É muito difícil imaginar um mundo tão distante do nosso que até a luz, a deslocar-se àquela que é a velocidade limite na natureza, demora 31 milhões de anos a fazer a viagem até à Terra. Mais difícil ainda é conceber que algures nesta galáxia, muito para lá da nossa Via Láctea, haja um planeta do tamanho de Saturno e que foi agora ‘avistado’ por astrónomos. Este avistamento, descrito na revista Nature Astronomy, baseia-se na deteção do efeito da passagem do planeta à frente de uma estrela, ou seja, é um método de inferência, também usado para identificar planetas extrassolares. Em vez de se detetar o planeta diretamente, verifica-se o seu efeito na luz emitida pela estrela – é o chamado método dos trânsitos.
No caso, o que os cientistas do Centro para a Astrofísica Harvard & Smithsonian analisaram, em observações feitas pelos telescópios Chandra e XMM-Newton, foi uma alteração na emissão na gama do raio-X de uma estrela que faz parte da galáxia M51, ou Galáxia Whirlpool.
“Há várias razões para acreditar que nas galáxias fora da nossa existem sistemas planetários, mas detetá-los por métodos tipicamente usado na nossa galáxia não é possível. Uma estratégia alternativa é estudar o comportamento ao longo do tempo dos raios-X emitidos por fontes extragaláticas, em que um planeta em órbita bloquearia temporariamente a fonte de raio-X, causando um breve eclipse”, descrevem os autores no artigo.
Em entrevista à Exame Informática, Nuno Cardoso Santos, investigador do Instituto de Astrofísica e Ciências do Espaço, que tem usado o método dos trânsitos para detetar planetas extrassolares – identificados dentro da nossa galáxia e por alteração na emissão de luz visível – sublinha que o anúncio deixa muitas questões em aberto.
Como foi possível detetar um planeta tendo em conta a distância a que está da Terra?
A deteção foi possível porque se está a observar raios-X num sistema muito ativo.
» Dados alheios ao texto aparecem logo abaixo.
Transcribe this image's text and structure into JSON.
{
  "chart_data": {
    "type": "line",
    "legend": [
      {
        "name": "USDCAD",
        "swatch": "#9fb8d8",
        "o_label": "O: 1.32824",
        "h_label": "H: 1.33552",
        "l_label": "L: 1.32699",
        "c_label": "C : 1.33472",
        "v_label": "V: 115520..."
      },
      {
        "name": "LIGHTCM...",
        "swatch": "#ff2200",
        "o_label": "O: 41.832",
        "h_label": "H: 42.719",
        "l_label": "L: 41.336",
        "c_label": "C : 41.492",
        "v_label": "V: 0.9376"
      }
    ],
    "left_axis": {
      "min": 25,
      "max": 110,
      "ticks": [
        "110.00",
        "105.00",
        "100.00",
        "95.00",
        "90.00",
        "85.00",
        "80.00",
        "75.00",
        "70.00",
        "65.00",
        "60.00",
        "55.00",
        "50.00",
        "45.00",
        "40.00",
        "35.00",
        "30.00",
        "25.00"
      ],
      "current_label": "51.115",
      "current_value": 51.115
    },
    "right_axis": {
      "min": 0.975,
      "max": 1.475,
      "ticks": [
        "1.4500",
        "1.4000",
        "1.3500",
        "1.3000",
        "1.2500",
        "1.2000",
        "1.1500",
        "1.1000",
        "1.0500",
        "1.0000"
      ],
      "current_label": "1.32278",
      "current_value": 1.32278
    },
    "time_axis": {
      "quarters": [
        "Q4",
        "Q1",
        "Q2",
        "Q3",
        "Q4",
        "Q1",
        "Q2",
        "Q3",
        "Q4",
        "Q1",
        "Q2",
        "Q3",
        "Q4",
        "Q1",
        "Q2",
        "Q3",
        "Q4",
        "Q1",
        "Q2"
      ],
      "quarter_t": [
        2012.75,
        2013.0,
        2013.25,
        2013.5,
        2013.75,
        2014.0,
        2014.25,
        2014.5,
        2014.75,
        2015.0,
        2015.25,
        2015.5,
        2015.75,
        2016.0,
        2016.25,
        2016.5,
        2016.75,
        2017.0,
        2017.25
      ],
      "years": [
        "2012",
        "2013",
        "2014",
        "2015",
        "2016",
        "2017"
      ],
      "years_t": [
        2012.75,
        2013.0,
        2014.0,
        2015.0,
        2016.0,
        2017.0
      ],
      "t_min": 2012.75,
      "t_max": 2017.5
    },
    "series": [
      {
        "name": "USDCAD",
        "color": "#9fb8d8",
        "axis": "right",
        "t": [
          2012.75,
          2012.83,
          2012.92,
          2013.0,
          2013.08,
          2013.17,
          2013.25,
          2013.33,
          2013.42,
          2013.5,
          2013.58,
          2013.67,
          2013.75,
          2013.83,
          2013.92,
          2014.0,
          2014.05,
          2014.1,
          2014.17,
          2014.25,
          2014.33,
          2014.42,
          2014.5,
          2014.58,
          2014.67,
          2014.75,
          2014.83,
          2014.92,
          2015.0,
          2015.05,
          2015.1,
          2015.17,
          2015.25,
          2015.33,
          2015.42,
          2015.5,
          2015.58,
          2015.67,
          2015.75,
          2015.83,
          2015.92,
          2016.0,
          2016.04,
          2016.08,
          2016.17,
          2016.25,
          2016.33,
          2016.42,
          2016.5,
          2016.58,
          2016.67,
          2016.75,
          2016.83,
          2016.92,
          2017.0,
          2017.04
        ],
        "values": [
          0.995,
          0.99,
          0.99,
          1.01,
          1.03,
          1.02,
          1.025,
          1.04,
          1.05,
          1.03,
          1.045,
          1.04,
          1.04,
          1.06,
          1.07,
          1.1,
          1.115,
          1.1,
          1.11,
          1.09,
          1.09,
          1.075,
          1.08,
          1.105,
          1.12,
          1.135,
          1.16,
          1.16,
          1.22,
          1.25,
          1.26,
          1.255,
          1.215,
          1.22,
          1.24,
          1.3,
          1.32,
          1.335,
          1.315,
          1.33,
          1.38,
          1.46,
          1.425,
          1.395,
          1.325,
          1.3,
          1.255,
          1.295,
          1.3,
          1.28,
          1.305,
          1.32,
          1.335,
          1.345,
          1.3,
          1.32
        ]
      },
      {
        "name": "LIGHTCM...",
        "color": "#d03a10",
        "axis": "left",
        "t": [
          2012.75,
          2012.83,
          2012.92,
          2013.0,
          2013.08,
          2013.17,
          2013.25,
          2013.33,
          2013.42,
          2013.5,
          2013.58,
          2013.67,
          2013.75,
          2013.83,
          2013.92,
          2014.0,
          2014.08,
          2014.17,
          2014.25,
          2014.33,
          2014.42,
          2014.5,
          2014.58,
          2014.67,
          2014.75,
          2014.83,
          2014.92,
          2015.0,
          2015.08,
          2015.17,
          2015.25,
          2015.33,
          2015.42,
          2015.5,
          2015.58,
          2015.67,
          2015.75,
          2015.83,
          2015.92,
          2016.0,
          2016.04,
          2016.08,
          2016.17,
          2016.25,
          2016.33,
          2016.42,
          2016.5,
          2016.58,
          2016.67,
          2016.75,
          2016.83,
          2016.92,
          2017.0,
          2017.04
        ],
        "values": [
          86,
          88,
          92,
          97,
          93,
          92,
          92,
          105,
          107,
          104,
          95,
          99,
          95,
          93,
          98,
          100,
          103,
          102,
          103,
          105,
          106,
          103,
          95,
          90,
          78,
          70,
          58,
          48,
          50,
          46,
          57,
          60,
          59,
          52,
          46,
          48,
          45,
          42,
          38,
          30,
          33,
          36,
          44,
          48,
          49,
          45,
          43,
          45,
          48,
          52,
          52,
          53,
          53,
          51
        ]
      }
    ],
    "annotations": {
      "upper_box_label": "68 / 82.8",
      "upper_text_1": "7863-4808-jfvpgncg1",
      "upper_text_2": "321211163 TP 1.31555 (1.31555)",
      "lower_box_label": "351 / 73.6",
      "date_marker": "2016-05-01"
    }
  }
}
Um binário em que há acreção [acumulação massiva de partículas, por efeito gravítico] de massa de uma estrela quente para uma estrela de neutrões ou um buraco negro. Esse processo é muito energético e emite muita radiação X, o que permite estudar este tipo de fontes, mesmo a distâncias de outras galáxias. O que os cientistas viram foi uma diminuição momentânea do brilho, de raios-X, desta fonte, compatível com a passagem de algo à frente e que bloqueou a luz.
Que valor tem esta descoberta?
Parece ser um resultado muito interessante, embora muito ousado. Ou seja, a confirmar-se, seria de facto muito interessante verificar que existem planetas noutras galáxias e perceber que os podemos tentar detetar.
Quão forte é a evidência neste sentido?
Os autores discutem no artigo algumas possíveis interpretações, concluindo que a melhor é estarem a ver um sinal causado por um planeta a orbitar o sistema binário. Só que, por um lado, a dimensão deste objeto (a confirmar-se) pode ser desde um pequeno planeta a uma estrela pequena. Há muita margem de erro, o que não nos permite tirar conclusões. Se for um planeta, ficamos com um problema: como explicar a formação de um planeta num sistema destes, que provavelmente resultou a dada altura da explosão de uma supernova. Além disso, o sistema aparece ser muito jovem e não será muito claro se já terá havido tempo para formar planetas. É que a formação planetária em sistemas de estrelas muito quentes é algo que parece muito difícil. Para já, ainda é um tiro no escuro.